Freedom, don't it feel good? (Mm)
Freedom, don't it feel good? (Bah)
Verse 2: BEAM
Big up to our Father (Big)
If you call 'pon Him, Him answer (Brr)
All we need a the begotten son to prosper (Yea, yea)
The dead resurrected, the Devil tried test it, him lost
Him lose again (Mm)
Head bruise again (Mm, mm-mm)
Sweat, blood, tears 'pon the cross
Did you know He paid the cost for you?
Work over North, West, South and East
Easter Sunday, bun and cheese
Good Friday, fish and bammy
One table and one family
All of the times weh mi cry from The Most High
God said, "No worry about it, mi love abundant, you're still mine" (Mm)
Chorus: Justin Bieber & BEAM
Freedom, don't it feel good? (Mm)
Freedom, don't it feel good?
Freedom, don't it feel good? (Mm)
Freedom, don't it feel good? (Bah)
Video
Justin Bieber - Freedom (with BEAM)
Meaning & Inspiration
When I look at a song for a Sunday morning, I’m not just looking for a catchy hook. I’m asking: where does the congregation end up when the last chord fades? Are they staring at their own feelings, or are they standing at the foot of the Cross?
Justin Bieber and BEAM’s "Freedom" throws a lot at you. It’s gritty, it’s rhythmic, and it’s surprisingly blunt. There’s a specific line in Verse 1 that stops me cold every time I play it: "Ain't nothin' you could do for you to change that / And everythin' you did, He erased that."
That is a dangerous truth to sing. It’s dangerous because it’s the exact opposite of how we naturally think. We spend our lives trying to trade up, trying to balance the scales of our mistakes with a few "good" days or better behavior. To sing that there is nothing we can do to change our standing—that the work is already finished—strips away our ego. In a room full of people who spent the week trying to earn their worth, that’s a heavy, necessary pill to swallow. It shifts the weight from our shoulders onto the finished work of Christ.
Then you have BEAM’s verse, which pulls us into the visceral: "Sweat, blood, tears 'pon the cross / Did you know He paid the cost for you?"
As someone who maps out how a service flows, I appreciate the pivot here. It moves away from the abstract "freedom" and anchors it in the blood. It acknowledges the cost. We love the feeling of freedom, but we often forget the price tag. If we skip the sweat and the tears, the word "freedom" just becomes another pop-culture buzzword. But here, the song refuses to let us off the hook. It ties our relief directly to the physical agony of the crucifixion.

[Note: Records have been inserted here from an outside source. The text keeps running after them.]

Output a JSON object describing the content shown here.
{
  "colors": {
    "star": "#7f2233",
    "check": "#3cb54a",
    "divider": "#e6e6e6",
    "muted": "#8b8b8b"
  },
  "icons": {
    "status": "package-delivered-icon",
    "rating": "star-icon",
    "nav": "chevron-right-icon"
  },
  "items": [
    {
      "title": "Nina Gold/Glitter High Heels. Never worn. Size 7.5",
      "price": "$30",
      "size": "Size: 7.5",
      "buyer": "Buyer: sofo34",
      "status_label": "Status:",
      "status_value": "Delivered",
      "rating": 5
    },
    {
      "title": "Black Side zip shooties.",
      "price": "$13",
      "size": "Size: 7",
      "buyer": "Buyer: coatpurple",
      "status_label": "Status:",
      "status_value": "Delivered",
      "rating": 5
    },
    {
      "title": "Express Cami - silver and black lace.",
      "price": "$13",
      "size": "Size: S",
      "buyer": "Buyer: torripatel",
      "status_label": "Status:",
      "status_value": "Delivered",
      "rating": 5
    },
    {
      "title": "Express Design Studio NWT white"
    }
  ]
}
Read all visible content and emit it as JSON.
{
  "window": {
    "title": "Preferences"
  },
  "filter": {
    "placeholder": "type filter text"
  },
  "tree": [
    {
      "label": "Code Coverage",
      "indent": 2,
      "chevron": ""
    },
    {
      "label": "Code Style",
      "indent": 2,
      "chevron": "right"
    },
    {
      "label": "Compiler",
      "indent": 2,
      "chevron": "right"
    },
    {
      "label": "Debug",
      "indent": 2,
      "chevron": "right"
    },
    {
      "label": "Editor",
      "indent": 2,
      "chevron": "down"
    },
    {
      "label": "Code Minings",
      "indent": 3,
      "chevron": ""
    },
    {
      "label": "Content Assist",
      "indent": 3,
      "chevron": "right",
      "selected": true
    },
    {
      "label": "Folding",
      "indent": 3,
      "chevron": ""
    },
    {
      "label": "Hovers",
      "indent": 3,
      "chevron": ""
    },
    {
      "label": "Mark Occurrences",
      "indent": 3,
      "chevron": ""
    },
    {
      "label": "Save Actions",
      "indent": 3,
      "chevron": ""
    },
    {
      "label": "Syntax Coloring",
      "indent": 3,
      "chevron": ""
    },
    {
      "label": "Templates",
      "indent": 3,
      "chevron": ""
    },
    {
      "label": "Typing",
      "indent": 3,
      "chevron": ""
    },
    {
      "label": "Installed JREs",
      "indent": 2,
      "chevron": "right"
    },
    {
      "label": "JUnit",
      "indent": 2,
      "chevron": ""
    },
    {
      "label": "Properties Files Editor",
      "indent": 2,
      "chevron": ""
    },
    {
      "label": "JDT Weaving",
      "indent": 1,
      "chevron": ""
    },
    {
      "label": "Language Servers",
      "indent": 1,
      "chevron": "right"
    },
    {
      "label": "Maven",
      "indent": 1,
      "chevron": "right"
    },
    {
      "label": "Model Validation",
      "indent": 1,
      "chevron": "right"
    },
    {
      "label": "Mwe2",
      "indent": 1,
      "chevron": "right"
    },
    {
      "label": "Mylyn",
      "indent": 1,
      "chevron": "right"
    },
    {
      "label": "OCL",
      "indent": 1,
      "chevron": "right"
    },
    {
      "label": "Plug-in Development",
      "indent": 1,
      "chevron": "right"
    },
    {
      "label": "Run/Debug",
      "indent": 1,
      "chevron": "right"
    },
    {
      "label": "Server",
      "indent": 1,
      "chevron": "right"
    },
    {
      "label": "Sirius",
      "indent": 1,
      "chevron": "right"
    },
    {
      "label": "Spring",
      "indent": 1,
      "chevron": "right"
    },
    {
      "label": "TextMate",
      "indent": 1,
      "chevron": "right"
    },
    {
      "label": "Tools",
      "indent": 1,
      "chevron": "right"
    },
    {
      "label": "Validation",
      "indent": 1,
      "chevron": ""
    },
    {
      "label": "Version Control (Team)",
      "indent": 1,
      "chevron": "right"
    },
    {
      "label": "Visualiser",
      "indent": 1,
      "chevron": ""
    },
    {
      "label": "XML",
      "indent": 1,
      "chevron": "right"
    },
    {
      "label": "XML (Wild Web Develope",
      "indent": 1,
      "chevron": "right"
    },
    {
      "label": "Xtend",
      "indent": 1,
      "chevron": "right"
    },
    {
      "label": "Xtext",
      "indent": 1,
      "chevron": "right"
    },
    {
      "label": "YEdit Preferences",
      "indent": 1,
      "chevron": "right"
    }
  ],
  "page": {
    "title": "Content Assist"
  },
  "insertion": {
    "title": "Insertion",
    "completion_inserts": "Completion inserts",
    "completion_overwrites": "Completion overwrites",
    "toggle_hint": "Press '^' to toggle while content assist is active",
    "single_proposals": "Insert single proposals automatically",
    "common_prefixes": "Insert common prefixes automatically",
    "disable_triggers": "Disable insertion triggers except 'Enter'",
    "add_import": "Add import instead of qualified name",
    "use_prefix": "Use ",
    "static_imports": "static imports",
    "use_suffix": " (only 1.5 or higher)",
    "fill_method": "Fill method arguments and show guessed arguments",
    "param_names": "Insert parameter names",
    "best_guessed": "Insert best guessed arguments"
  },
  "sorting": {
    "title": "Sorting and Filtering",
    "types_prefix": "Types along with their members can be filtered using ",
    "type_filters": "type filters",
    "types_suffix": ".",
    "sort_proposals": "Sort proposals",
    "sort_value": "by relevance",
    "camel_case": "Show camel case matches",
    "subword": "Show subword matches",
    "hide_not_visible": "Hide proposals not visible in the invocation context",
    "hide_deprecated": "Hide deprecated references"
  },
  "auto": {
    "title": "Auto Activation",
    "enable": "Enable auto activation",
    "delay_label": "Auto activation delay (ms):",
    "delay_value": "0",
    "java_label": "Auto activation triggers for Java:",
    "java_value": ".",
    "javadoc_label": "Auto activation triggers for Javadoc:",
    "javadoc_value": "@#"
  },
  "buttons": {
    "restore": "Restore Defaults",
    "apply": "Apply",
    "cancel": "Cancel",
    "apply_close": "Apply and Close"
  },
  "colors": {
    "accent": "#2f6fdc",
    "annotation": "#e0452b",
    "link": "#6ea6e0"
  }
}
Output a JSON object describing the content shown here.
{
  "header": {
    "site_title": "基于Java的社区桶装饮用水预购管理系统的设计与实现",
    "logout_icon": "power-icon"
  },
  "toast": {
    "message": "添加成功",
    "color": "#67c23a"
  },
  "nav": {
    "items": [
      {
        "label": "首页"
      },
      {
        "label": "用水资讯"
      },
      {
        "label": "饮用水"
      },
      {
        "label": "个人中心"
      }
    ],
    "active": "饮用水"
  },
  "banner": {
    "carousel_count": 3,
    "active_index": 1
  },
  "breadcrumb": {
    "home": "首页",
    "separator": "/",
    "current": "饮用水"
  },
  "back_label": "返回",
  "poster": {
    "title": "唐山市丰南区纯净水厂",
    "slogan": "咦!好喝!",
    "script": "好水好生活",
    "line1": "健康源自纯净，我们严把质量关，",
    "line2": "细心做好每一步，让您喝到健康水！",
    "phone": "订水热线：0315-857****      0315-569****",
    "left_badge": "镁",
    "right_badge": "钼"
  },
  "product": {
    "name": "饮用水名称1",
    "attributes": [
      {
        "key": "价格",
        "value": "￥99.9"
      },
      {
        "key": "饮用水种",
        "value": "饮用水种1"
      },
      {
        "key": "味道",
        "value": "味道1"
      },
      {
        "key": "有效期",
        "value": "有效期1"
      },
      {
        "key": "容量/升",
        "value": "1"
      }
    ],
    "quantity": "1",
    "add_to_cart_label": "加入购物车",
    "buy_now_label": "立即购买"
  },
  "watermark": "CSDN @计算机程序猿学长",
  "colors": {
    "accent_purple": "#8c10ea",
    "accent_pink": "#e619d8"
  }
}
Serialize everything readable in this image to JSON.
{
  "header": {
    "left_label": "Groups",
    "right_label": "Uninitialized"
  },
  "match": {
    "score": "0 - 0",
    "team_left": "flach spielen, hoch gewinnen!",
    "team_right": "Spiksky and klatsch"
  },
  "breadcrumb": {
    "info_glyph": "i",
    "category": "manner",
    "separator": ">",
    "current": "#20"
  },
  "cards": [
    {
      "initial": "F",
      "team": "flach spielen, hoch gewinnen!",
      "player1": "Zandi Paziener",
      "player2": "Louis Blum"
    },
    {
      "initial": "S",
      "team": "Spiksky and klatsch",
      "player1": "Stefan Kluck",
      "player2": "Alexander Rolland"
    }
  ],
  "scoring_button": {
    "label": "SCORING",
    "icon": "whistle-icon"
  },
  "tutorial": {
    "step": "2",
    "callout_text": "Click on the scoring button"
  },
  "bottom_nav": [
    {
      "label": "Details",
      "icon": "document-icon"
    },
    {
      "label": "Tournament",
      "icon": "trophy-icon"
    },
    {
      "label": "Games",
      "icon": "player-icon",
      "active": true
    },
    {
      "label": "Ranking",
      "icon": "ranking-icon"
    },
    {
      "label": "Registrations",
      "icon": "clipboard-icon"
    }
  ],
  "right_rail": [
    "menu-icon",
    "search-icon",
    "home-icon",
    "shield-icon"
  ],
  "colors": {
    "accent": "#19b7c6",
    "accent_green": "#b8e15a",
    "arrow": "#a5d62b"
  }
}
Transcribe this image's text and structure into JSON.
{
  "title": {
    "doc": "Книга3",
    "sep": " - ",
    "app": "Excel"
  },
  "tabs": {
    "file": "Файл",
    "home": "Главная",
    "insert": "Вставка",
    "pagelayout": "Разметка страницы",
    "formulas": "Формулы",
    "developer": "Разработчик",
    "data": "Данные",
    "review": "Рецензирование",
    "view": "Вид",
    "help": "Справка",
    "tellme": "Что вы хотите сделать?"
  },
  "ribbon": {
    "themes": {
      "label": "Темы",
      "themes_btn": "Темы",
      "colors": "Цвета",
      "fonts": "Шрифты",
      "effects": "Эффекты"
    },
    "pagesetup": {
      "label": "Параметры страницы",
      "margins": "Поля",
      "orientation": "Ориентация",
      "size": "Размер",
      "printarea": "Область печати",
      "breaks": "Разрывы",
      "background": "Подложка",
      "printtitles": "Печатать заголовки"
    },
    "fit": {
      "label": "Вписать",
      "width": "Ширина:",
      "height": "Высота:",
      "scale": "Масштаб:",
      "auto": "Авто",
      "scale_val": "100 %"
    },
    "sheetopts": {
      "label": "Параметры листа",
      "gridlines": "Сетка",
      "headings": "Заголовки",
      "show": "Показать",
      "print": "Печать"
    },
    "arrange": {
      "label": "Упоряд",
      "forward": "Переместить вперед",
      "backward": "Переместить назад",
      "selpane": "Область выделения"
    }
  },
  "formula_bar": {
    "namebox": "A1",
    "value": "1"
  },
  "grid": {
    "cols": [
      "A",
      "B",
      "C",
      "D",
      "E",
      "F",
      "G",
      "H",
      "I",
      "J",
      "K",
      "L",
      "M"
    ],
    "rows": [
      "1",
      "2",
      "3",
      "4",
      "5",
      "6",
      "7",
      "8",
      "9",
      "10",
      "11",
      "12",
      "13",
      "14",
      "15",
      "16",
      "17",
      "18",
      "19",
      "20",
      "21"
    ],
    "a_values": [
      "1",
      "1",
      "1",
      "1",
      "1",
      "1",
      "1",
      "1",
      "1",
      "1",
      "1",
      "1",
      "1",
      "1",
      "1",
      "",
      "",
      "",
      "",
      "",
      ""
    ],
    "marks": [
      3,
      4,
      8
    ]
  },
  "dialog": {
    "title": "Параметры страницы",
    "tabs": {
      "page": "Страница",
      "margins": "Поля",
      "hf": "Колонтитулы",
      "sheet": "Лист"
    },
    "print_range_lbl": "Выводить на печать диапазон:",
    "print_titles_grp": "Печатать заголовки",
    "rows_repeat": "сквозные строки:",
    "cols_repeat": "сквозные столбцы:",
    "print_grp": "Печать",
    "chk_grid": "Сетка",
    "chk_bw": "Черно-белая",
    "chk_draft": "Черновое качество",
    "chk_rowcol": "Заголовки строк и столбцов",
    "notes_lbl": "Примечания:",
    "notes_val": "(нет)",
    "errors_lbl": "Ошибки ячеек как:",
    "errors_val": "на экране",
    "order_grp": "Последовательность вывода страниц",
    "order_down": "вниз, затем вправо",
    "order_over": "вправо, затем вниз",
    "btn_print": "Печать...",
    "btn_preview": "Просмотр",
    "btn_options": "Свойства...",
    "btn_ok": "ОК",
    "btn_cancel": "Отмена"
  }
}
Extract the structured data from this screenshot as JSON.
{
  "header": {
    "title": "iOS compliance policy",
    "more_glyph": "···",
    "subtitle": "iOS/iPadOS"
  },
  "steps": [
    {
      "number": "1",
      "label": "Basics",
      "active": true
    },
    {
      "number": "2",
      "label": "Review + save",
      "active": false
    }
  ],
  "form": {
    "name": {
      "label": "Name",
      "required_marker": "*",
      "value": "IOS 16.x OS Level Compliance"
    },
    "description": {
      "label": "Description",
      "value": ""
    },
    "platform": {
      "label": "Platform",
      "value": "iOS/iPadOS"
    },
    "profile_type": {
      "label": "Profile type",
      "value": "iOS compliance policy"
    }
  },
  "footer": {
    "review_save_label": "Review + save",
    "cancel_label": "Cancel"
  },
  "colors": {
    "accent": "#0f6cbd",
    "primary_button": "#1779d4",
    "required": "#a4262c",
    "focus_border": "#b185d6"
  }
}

The trouble, if I’m being honest, is the chorus. "Freedom, don't it feel good?" It’s catchy, sure. But it puts the emphasis on the sensation rather than the Source. We tend to gravitate toward how the gospel feels—the lightness, the relief—rather than the cold, hard fact that we were dead and now we’re alive. If we aren't careful, a room full of people might walk away thinking God exists to make them feel better, rather than to make them holy.
I’m left wondering: does the listener know why it feels good? Is it just a mood boost, or is it the staggering weight of forgiveness landing on a soul that expected judgment? The song gives us the raw materials—the wasteland, the wasteland erasure, the blood—but it leaves the heavy lifting of reflection to us. You can't just clap your hands to this; you have to eventually face the fact that you didn't earn any of it. That’s the tension I want to sit in on a Sunday morning. The song doesn't resolve it for us; it just drops the truth on the floor and asks us what we’re going to do with it.